Valute: il cambio sterlina euro

Sterlina e euro sono le due principali valute europee. La prima è la valuta ufficiale del Regno Unito, usata anche in 9 territori britannici, oltre che nel Guernsey, nell’Isola di Man e nel Jersey, la seconda è la moneta unica usata da 19 stati dell’UE, tra cui Italia, Spagna, Malta, Finlandia, Estonia, Lettonia e Lituania. Benché zona euro e Regno Unito usino due valute differenti, le loro economie sono profondamente legate ed è per questo motivo che il rapporto di cambio euro / sterlina è uno dei più importanti ad oggi.

Nel 2016 il valore di questo rapporto di cambio è oscillante fra un prezzo di 0,80 e uno di 0,77 . Questo significa che 1 euro vale tra 0,80 e 0,77 sterline, ovvero che per comprare 1 sterlina occorrono circa 1,30 euro.

Il prezzo del rapporto di cambio varia nel tempo sia a causa della domanda e dell’offerta di mercato, ma anche a seconda delle notizie economiche che vengono rese note dalle due economie, oltre che a causa di particolari situazioni politiche che coinvolgono il Regno Unito o l’Unione Europea.

Per quanto riguarda la domanda e l’offerta di mercato, ci riferiamo in maniera particolare sia all’analisi tecnica, ovvero alla formazione di particolari figure sui grafici che portano poi ad acquistare o vendere una valuta piuttosto che l’altra, sia all’analisi fondamentale, e qui torniamo ancora una volta alle notizie economiche e politiche.

Ma quali sono queste notizie così importanti da riuscire a movimentare il prezzo di due delle principali valute del mondo?

Per prima cosa il PIL del Regno Unito e della zona euro. Il Prodotto Interno Lordo è uno degli indicatori più importanti in assoluto e mette in evidenza l’andamento dell’economia di un paese.

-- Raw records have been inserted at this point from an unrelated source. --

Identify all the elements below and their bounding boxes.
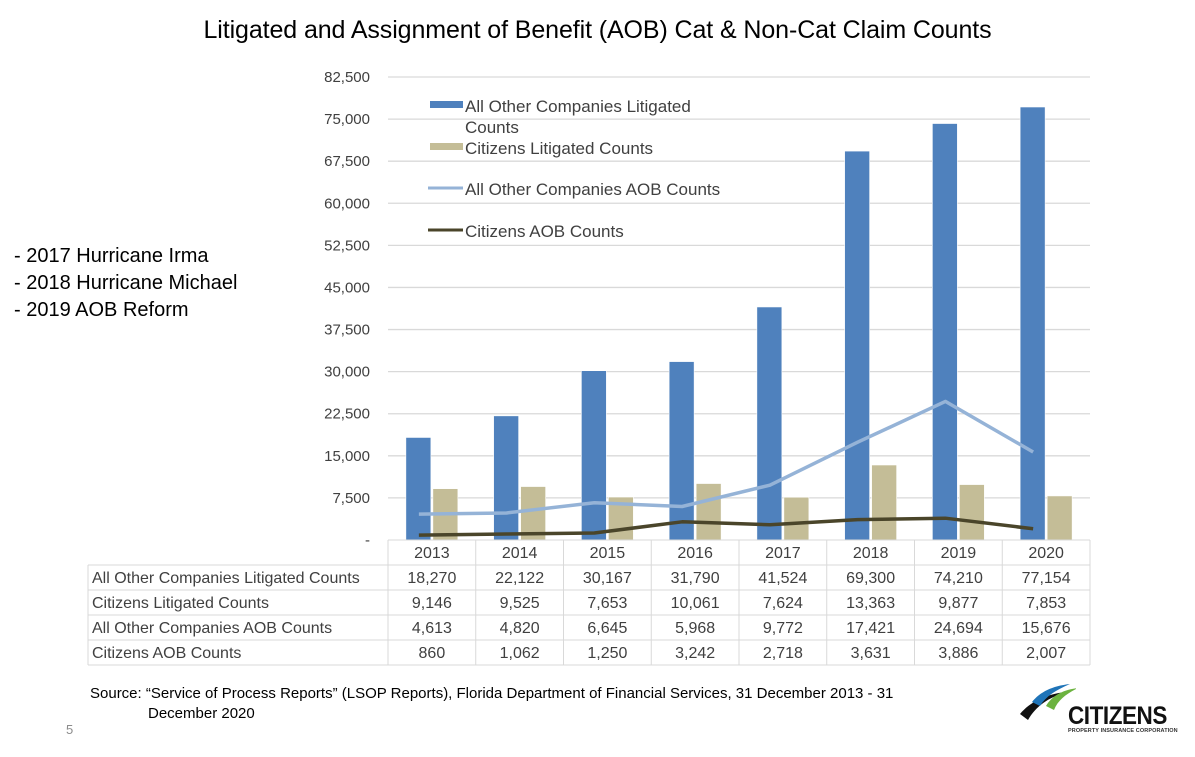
table-cell: 3,886 <box>938 645 978 662</box>
y-tick-label: 75,000 <box>324 111 370 128</box>
bar-all-other-litigated <box>581 370 607 541</box>
y-tick-label: 37,500 <box>324 322 370 339</box>
table-cell: 10,061 <box>671 595 720 612</box>
source-note: Source: “Service of Process Reports” (LS… <box>90 684 990 724</box>
table-cell: 7,853 <box>1026 595 1066 612</box>
table-cell: 7,653 <box>587 595 627 612</box>
bar-citizens-litigated <box>695 483 722 541</box>
x-tick-label: 2013 <box>414 545 450 562</box>
y-tick-label: 52,500 <box>324 237 370 254</box>
table-cell: 41,524 <box>758 570 807 587</box>
y-tick-label: 67,500 <box>324 153 370 170</box>
y-tick-label: 15,000 <box>324 448 370 465</box>
page-number: 5 <box>66 722 74 737</box>
table-cell: 7,624 <box>763 595 803 612</box>
x-tick-label: 2019 <box>941 545 977 562</box>
bar-citizens-litigated <box>871 464 897 541</box>
legend-swatch-icon <box>430 101 463 108</box>
table-row-header: All Other Companies AOB Counts <box>92 620 332 637</box>
y-tick-label: 45,000 <box>324 279 370 296</box>
y-tick-label: 82,500 <box>324 69 370 86</box>
bar-all-other-litigated <box>405 437 432 541</box>
logo-subtitle: PROPERTY INSURANCE CORPORATION <box>1068 728 1178 734</box>
table-cell: 69,300 <box>846 570 895 587</box>
legend: All Other Companies Litigated Counts Citiz… <box>428 97 720 241</box>
legend-label: All Other Companies Litigated <box>465 97 691 116</box>
y-tick-label: 22,500 <box>324 406 370 423</box>
chart-title: Litigated and Assignment of Benefit (AOB… <box>203 16 992 44</box>
table-cell: 4,613 <box>412 620 452 637</box>
table-cell: 1,250 <box>587 645 627 662</box>
gridlines <box>388 76 1090 499</box>
combo-chart: - 7,500 15,000 22,500 30,000 37,500 45,000 52,5… <box>87 69 1091 666</box>
bar-series <box>405 106 1073 541</box>
x-tick-label: 2017 <box>765 545 801 562</box>
source-line-1: Source: “Service of Process Reports” (LS… <box>90 685 894 702</box>
table-cell: 17,421 <box>846 620 895 637</box>
legend-label: All Other Companies AOB Counts <box>465 180 720 199</box>
table-cell: 2,007 <box>1026 645 1066 662</box>
table-cell: 9,772 <box>763 620 803 637</box>
table-cell: 77,154 <box>1022 570 1071 587</box>
bar-citizens-litigated <box>959 484 985 541</box>
logo-swoosh-icon <box>1020 684 1076 720</box>
x-tick-label: 2014 <box>502 545 538 562</box>
table-cell: 2,718 <box>763 645 803 662</box>
logo-wordmark: CITIZENS <box>1068 702 1167 730</box>
y-axis: - 7,500 15,000 22,500 30,000 37,500 45,000 52,5… <box>324 69 370 549</box>
table-cell: 18,270 <box>407 570 456 587</box>
bar-citizens-litigated <box>520 486 546 541</box>
y-tick-label: - <box>365 532 370 549</box>
table-cell: 5,968 <box>675 620 715 637</box>
legend-label: Citizens AOB Counts <box>465 222 624 241</box>
legend-label: Citizens Litigated Counts <box>465 139 653 158</box>
table-cell: 3,242 <box>675 645 715 662</box>
table-cell: 31,790 <box>671 570 720 587</box>
table-cell: 9,146 <box>412 595 452 612</box>
note-item: - 2019 AOB Reform <box>14 299 189 321</box>
legend-label: Counts <box>465 118 519 137</box>
bar-all-other-litigated <box>668 361 695 541</box>
y-tick-label: 60,000 <box>324 195 370 212</box>
table-cell: 1,062 <box>500 645 540 662</box>
source-line-2: December 2020 <box>148 705 255 722</box>
line-citizens-aob <box>418 516 1034 537</box>
bar-all-other-litigated <box>493 415 519 541</box>
line-all-other-aob <box>418 399 1034 516</box>
table-cell: 9,877 <box>938 595 978 612</box>
table-row-header: All Other Companies Litigated Counts <box>92 570 360 587</box>
note-item: - 2017 Hurricane Irma <box>14 245 209 267</box>
table-cell: 24,694 <box>934 620 983 637</box>
table-cell: 3,631 <box>851 645 891 662</box>
citizens-logo: CITIZENS PROPERTY INSURANCE CORPORATION <box>1016 680 1178 740</box>
table-cell: 13,363 <box>846 595 895 612</box>
table-cell: 30,167 <box>583 570 632 587</box>
data-table: 2013 2014 2015 2016 2017 2018 2019 2020 All Othe… <box>87 539 1091 666</box>
bar-all-other-litigated <box>844 150 870 541</box>
bar-citizens-litigated <box>1046 495 1073 541</box>
table-cell: 15,676 <box>1022 620 1071 637</box>
y-tick-label: 7,500 <box>332 490 370 507</box>
x-tick-label: 2018 <box>853 545 889 562</box>
x-tick-label: 2015 <box>590 545 626 562</box>
note-item: - 2018 Hurricane Michael <box>14 272 238 294</box>
table-cell: 6,645 <box>587 620 627 637</box>
bar-all-other-litigated <box>756 306 783 541</box>
line-series <box>418 399 1034 537</box>
legend-swatch-icon <box>430 143 463 150</box>
bar-all-other-litigated <box>1019 106 1046 541</box>
table-cell: 9,525 <box>500 595 540 612</box>
y-tick-label: 30,000 <box>324 364 370 381</box>
bar-citizens-litigated <box>783 496 810 541</box>
table-cell: 74,210 <box>934 570 983 587</box>
x-tick-label: 2020 <box>1028 545 1064 562</box>
event-notes: - 2017 Hurricane Irma - 2018 Hurricane M… <box>14 243 237 324</box>
table-cell: 860 <box>419 645 446 662</box>
bar-all-other-litigated <box>932 123 958 541</box>
table-cell: 4,820 <box>500 620 540 637</box>
table-row-header: Citizens AOB Counts <box>92 645 241 662</box>
table-row-header: Citizens Litigated Counts <box>92 595 269 612</box>
table-cell: 22,122 <box>495 570 544 587</box>
x-tick-label: 2016 <box>677 545 713 562</box>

Solitamente, se il PIL è in crescita ed è meglio delle attese, l’effetto sulla valuta di riferimento è positivo, altrimenti se decresce e lo fa in maniera peggiore delle attese, allora si ha di solito un effetto negativo.

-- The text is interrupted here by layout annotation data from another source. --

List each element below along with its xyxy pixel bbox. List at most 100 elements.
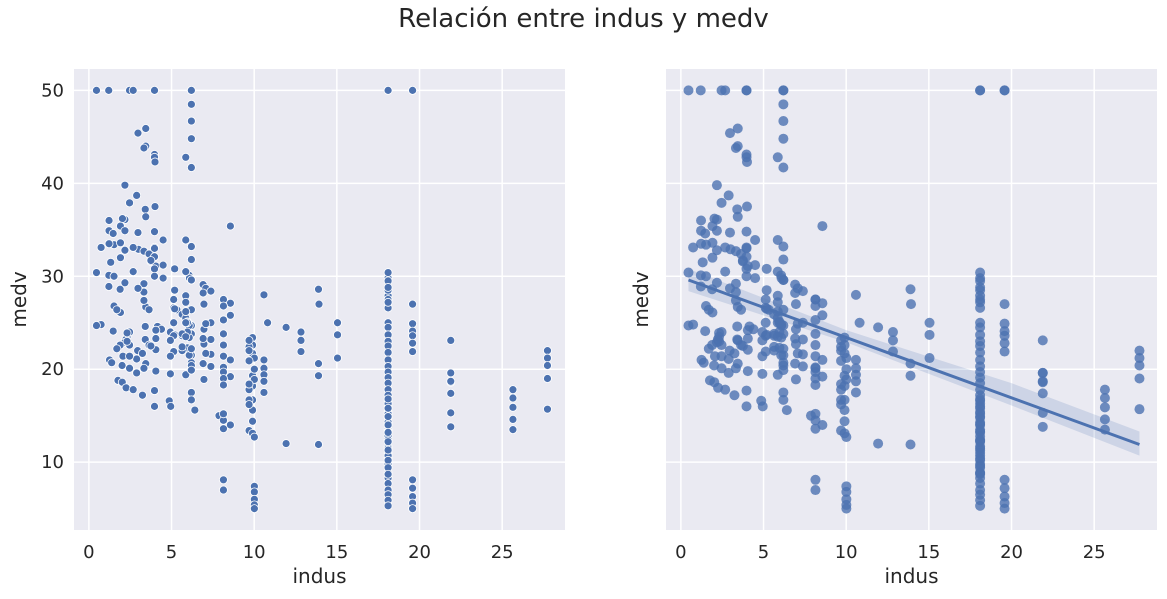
data-point <box>769 341 780 352</box>
data-point <box>999 483 1010 494</box>
data-point <box>732 321 743 332</box>
data-point <box>166 401 176 411</box>
data-point <box>186 163 196 172</box>
data-point <box>92 321 101 330</box>
data-point <box>120 245 130 255</box>
data-point <box>383 268 393 277</box>
data-point <box>201 319 211 329</box>
data-point <box>186 388 196 397</box>
data-point <box>1134 353 1145 364</box>
x-tick-label: 10 <box>835 542 858 563</box>
data-point <box>408 483 417 493</box>
data-point <box>1134 360 1145 371</box>
data-point <box>772 235 783 246</box>
data-point <box>141 124 151 133</box>
x-axis-label: indus <box>884 564 938 588</box>
data-point <box>186 116 196 126</box>
figure-title: Relación entre indus y medv <box>398 4 769 34</box>
data-point <box>408 85 417 95</box>
data-point <box>383 322 393 332</box>
data-point <box>975 445 986 456</box>
data-point <box>158 273 168 283</box>
data-point <box>383 445 393 455</box>
data-point <box>383 403 393 413</box>
data-point <box>169 318 179 328</box>
data-point <box>314 359 323 369</box>
data-point <box>120 278 130 288</box>
data-point <box>132 368 142 378</box>
data-point <box>333 318 342 328</box>
data-point <box>141 212 151 222</box>
data-point <box>186 99 196 109</box>
data-point <box>383 297 393 307</box>
data-point <box>150 243 159 253</box>
data-point <box>146 341 156 351</box>
data-point <box>109 271 119 281</box>
data-point <box>281 439 291 448</box>
left-scatter-panel: 0 5 10 15 20 25 10 20 30 40 50 indus medv <box>7 69 565 588</box>
data-point <box>225 221 235 231</box>
data-point <box>132 191 142 200</box>
data-point <box>121 383 131 393</box>
data-point <box>836 379 847 390</box>
x-axis-label: indus <box>292 564 346 588</box>
data-point <box>96 243 106 252</box>
data-point <box>150 386 159 395</box>
data-point <box>778 343 789 354</box>
data-point <box>761 285 772 296</box>
data-point <box>1037 376 1048 387</box>
data-point <box>975 267 986 278</box>
data-point <box>732 204 743 215</box>
data-point <box>181 152 191 162</box>
data-point <box>772 152 783 163</box>
data-point <box>314 440 323 449</box>
data-point <box>975 297 986 308</box>
y-axis-label: medv <box>629 271 653 327</box>
data-point <box>836 345 847 356</box>
data-point <box>905 439 916 450</box>
data-point <box>150 271 159 281</box>
data-point <box>181 370 191 380</box>
data-point <box>778 394 789 405</box>
data-point <box>850 289 861 300</box>
data-point <box>92 268 101 277</box>
data-point <box>118 214 127 224</box>
data-point <box>543 353 552 363</box>
data-point <box>975 500 986 511</box>
data-point <box>249 432 259 442</box>
data-point <box>120 226 130 236</box>
data-point <box>248 416 257 426</box>
data-point <box>446 376 456 386</box>
data-point <box>742 156 753 167</box>
data-point <box>841 432 852 443</box>
data-point <box>1037 421 1048 432</box>
data-point <box>115 284 125 294</box>
data-point <box>778 387 789 398</box>
x-tick-label: 20 <box>1000 542 1023 563</box>
data-point <box>106 257 116 267</box>
data-point <box>810 301 821 312</box>
data-point <box>975 403 986 414</box>
data-point <box>383 394 393 404</box>
data-point <box>772 331 783 342</box>
x-tick-label: 0 <box>83 542 94 563</box>
data-point <box>716 351 727 362</box>
data-point <box>817 310 828 321</box>
y-tick-label: 50 <box>41 80 64 101</box>
data-point <box>249 504 259 514</box>
y-tick-label: 40 <box>41 173 64 194</box>
data-point <box>836 355 847 366</box>
data-point <box>138 390 147 400</box>
data-point <box>778 254 789 265</box>
x-tick-label: 15 <box>325 542 348 563</box>
data-point <box>975 393 986 404</box>
data-point <box>723 190 734 201</box>
data-point <box>711 225 722 236</box>
data-point <box>408 338 417 348</box>
right-regression-panel: 0 5 10 15 20 25 indus medv <box>629 69 1157 588</box>
data-point <box>683 267 694 278</box>
data-point <box>150 401 159 411</box>
data-point <box>122 336 132 346</box>
regression-line <box>687 278 1140 446</box>
data-point <box>543 374 552 383</box>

A proposito di PIL e zona euro, è importante sottolineare come sulla moneta unica ha effetto anche il PIL dei singoli stati, in maniera proporzionale all’importanza economica degli stessi (ad esempio, il PIL tedesco avrà un’influenza molto maggiore rispetto a quello greco, ad esempio).

I dati dell’occupazione sono anche particolarmente importanti: se il numero dei senza lavoro cresce, significa che ci sarà meno gente disposta ad acquistare sia beni di consumo che beni ammortizzabili come auto o case, pertanto l’economia potrebbe risentirne negativamente, cosa che pesa sul prezzo di una valuta.

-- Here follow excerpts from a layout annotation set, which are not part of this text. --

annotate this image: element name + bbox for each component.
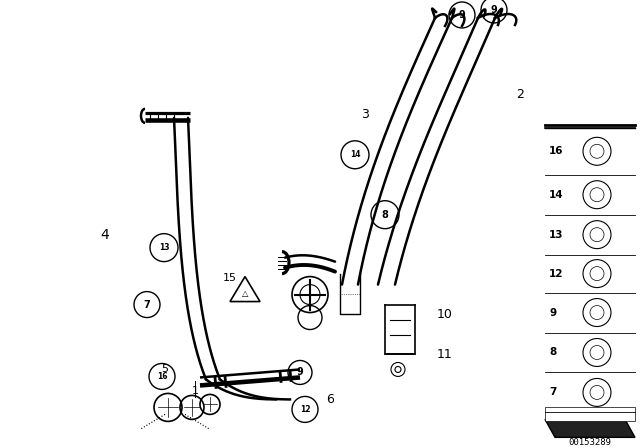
Text: 6: 6 (326, 393, 334, 406)
Text: 7: 7 (143, 300, 150, 310)
Text: △: △ (242, 289, 248, 298)
Text: 1: 1 (191, 387, 198, 396)
Text: 10: 10 (437, 308, 453, 321)
Text: 9: 9 (459, 10, 465, 20)
Text: 13: 13 (159, 243, 169, 252)
Text: 11: 11 (437, 348, 453, 361)
Text: 9: 9 (491, 5, 497, 15)
Text: 12: 12 (549, 269, 563, 279)
Text: 8: 8 (549, 348, 556, 358)
Text: 16: 16 (157, 372, 167, 381)
Text: 14: 14 (349, 150, 360, 159)
Text: 00153289: 00153289 (568, 438, 611, 447)
Text: 14: 14 (549, 190, 564, 200)
FancyBboxPatch shape (545, 407, 635, 422)
Text: 16: 16 (549, 146, 563, 156)
Text: 2: 2 (516, 88, 524, 101)
Text: 12: 12 (300, 405, 310, 414)
Text: 5: 5 (161, 365, 168, 375)
Text: 3: 3 (361, 108, 369, 121)
Text: 9: 9 (549, 307, 556, 318)
Text: 7: 7 (549, 388, 556, 397)
Polygon shape (545, 419, 635, 437)
Text: 13: 13 (549, 230, 563, 240)
Text: 8: 8 (381, 210, 388, 220)
Text: 4: 4 (100, 228, 109, 241)
Text: 15: 15 (223, 272, 237, 283)
Text: 9: 9 (296, 367, 303, 378)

Le previsioni dei tassi di interesse da parte delle banche centrali sono informazioni preziose per chiunque voglia fare trading. In linea generale, se una “central bank” vuole tagliare i tassi, l’effetto sulla valuta è negativo, in caso contrario ci sarà un effetto positivo.

Chiudiamo infine con la segnalazione che anche alcune notizie di carattere politico sono in grado di influire sul rapporto di cambio euro / sterlina: prendiamo ad esempio l’elezione del cancelliere in Germania, il referendum per uscire dall’UE da parte del Regno Unito, l’elezione del Primo Ministro britannico o il passato referendum sull’indipendenza scozzese, tutte occasioni che potenzialmente hanno molta forza ed influenza sul cambio EUR / GBP.